The test did only last a few minutes, but it was unpleasant and the extra drugs unfortunately did not really phase me, as I was pretty well aware as they shoved a camera down my throat. I coughed and gagged and retched through the whole thing, but the good news is that my tummy looks okay. The bad news is that we therefore have no clear idea as to why I'm so nauseated and stuff. And my throat is really sore now from my body's (unsedated) reflexes fighting the scope. ;)
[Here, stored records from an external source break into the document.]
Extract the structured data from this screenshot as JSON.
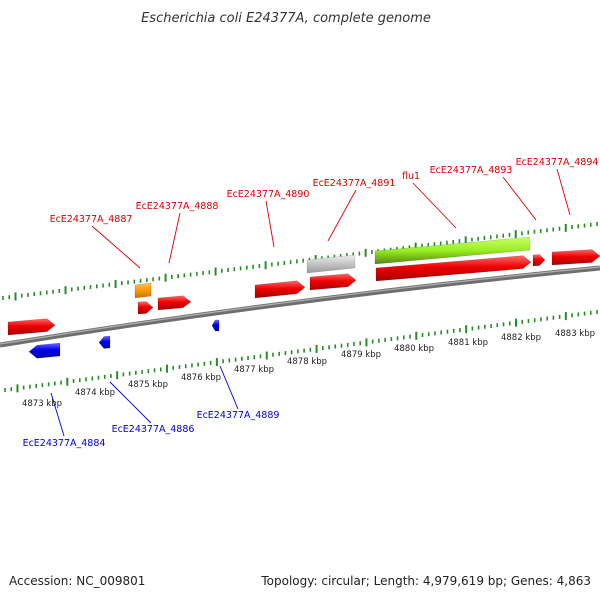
{
  "title": "Escherichia coli E24377A, complete genome",
  "footer": {
    "accession": "Accession: NC_009801",
    "summary": "Topology: circular; Length: 4,979,619 bp; Genes: 4,863"
  },
  "colors": {
    "forward_gene": "#dd0000",
    "reverse_gene": "#0000dd",
    "rna_gene": "#ee8800",
    "pseudo_gene": "#bbbbbb",
    "highlight_gene": "#88dd22",
    "tick": "#2a8a2a",
    "backbone": "#808080"
  },
  "tick_labels": [
    "4873 kbp",
    "4874 kbp",
    "4875 kbp",
    "4876 kbp",
    "4877 kbp",
    "4878 kbp",
    "4879 kbp",
    "4880 kbp",
    "4881 kbp",
    "4882 kbp",
    "4883 kbp"
  ],
  "forward_labels": [
    "EcE24377A_4887",
    "EcE24377A_4888",
    "EcE24377A_4890",
    "EcE24377A_4891",
    "flu1",
    "EcE24377A_4893",
    "EcE24377A_4894"
  ],
  "reverse_labels": [
    "EcE24377A_4884",
    "EcE24377A_4886",
    "EcE24377A_4889"
  ]
}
The plan is to try a special antibiotic for GI infections as well as some antifungal stuff and probiotics. The line of thinking goes something like this: I'm immunocompromised, have been on long-term antibiotics for pouchitis, then had hard-core antibiotics for the infection after surgery. So I may have some bad bacteria/yeast in my GI tract. There are some holes in this theory... they were hoping to see evidence of this infection in the scope, but they did not. Also, the drugs that are the typical mainstay of treatment for this sort of problem are ones that I have been taking consistently since November. So I think they are just treating so they have something to try... but it's worth a shot, I guess. I am nervous because in the past I've had a run-in with the antibiotic they want me to try... and the antibiotic won. So please pray that the rematch will go to Semi Colon. ;)
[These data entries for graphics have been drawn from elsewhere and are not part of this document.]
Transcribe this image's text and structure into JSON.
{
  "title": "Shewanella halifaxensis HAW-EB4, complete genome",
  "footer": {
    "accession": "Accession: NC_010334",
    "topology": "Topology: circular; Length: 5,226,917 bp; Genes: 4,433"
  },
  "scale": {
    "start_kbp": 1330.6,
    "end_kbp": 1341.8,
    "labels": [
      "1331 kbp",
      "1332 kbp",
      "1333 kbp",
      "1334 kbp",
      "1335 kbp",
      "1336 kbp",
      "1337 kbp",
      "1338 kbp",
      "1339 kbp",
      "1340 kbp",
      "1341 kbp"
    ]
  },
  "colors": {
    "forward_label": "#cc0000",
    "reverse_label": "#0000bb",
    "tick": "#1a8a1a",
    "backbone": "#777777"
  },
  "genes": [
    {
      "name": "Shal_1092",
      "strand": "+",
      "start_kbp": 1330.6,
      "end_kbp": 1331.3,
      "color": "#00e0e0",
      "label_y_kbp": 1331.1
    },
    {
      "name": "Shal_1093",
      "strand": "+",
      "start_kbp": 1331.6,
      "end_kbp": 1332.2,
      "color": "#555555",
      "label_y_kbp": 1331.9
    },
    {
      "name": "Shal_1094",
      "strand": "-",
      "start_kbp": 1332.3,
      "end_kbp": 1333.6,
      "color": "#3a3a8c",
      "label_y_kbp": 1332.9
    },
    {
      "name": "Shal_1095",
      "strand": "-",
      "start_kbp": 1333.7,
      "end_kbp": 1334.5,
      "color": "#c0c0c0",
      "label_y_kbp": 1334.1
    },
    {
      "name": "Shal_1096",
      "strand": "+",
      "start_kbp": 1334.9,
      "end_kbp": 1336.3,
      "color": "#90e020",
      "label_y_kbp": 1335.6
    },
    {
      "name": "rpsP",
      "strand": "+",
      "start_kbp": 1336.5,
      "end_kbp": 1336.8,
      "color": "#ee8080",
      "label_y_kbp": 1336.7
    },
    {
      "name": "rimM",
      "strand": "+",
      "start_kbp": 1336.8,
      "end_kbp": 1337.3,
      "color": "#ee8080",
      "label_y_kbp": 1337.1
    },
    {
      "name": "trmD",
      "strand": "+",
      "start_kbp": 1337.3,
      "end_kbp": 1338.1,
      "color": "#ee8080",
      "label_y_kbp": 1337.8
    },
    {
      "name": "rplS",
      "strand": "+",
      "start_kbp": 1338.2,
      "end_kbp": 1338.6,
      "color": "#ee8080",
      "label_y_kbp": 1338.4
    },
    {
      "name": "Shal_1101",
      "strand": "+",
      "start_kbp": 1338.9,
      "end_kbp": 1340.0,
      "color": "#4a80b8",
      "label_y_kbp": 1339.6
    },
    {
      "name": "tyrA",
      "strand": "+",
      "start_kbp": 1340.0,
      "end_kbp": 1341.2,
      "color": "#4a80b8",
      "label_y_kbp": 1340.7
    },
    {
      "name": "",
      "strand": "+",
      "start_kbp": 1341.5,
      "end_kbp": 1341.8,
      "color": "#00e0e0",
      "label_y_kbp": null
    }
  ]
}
The other issue is that we are aware that my stomach simply doesn't work properly. I've been told I have gastroparesis... balanced out with dumping syndrome. Basically, my stomach, at times, decides to NOT empty, causing nausea and pain. At other times, it empties way too rapidly, causing a drop in blood sugar, stomach cramps, nausea, and malabsorption. It's apparently unheard of for these conditions to coexist (but since when has that stopped my body?), and the medicines to treat one issue will make the other issue worse, but either issue can cause nausea. Since my body can cycle from not emptying to emptying too rapidly within a few days, I have no idea how we can treat both. But, at some point, the doctors would like to do a test to see how my stomach empties. I'm not really sure how that will be useful... they could do that test every day of the week and come up with that many different answers for how my stomach empties!

Anyways... I think that my GI system is just totally traumatized from all it's been through since I got sick in 2006. All the little nerves are a little bit freaked out. Once they get over their PTSD, hopefully they will get their act together and start working properly. That's my theory, and I'm sticking to it! ;)
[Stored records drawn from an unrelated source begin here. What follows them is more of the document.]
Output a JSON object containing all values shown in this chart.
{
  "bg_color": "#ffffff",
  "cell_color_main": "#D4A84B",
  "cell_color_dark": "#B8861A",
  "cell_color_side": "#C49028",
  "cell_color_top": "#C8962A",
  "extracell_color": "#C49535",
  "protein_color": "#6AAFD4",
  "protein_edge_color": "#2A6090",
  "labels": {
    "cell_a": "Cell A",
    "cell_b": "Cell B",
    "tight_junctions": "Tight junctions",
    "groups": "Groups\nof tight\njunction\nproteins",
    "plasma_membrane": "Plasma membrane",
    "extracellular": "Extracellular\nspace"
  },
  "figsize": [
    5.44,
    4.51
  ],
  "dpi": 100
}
Please continue with the Romans 5:1-11 challenge!! Hopefully you are through verse 10 by now... but if not, don't lose heart! If you never actually started, that's okay, too - but why not start now? If you're too intimidated, why not at least read through these verses every day? It will take you less than 5 minutes. God is using these verses to help remind me to keep things in perspective. I was God's enemy! My sin makes me repulsive and offensive to God - there's such a huge contrast there between my sin and His perfection purity and holiness, yet He DIED for me! Wow! How can that not make you feel amazing? What a tremendous blessing that I am totally unworthy of receiving... puts a little thing like being awake for a scope seem pretty insignificant. I think that's what Paul was talking about when he said in Romans 8:18: "For I consider that the sufferings of this present time are not worthy to be compared with the glory that is to be revealed to us."

Hannah ;)

2 comments:

  1. Psalm 71:19-21

    Your righteousness reaches to the skies, O God,
    you who have done great things.
    Who, O God, is like you?
    Though you have made me see troubles, many and bitter,
    you will restore my life again;
    from the depths of the earth,
    you will again bring me up.
    You will increase my honor
    and comfort me once again.

    ReplyDelete
  2. Hi, Hannah. I have been praying for you. I am a friend of Tom Nannarone's, living in Cincinnati. I know a bit of what you are going through as I have had Crohn's disease since I was 20. Thanks for being an encouragement to others even as we hope to encourage you. I am going to take the Romans challenge.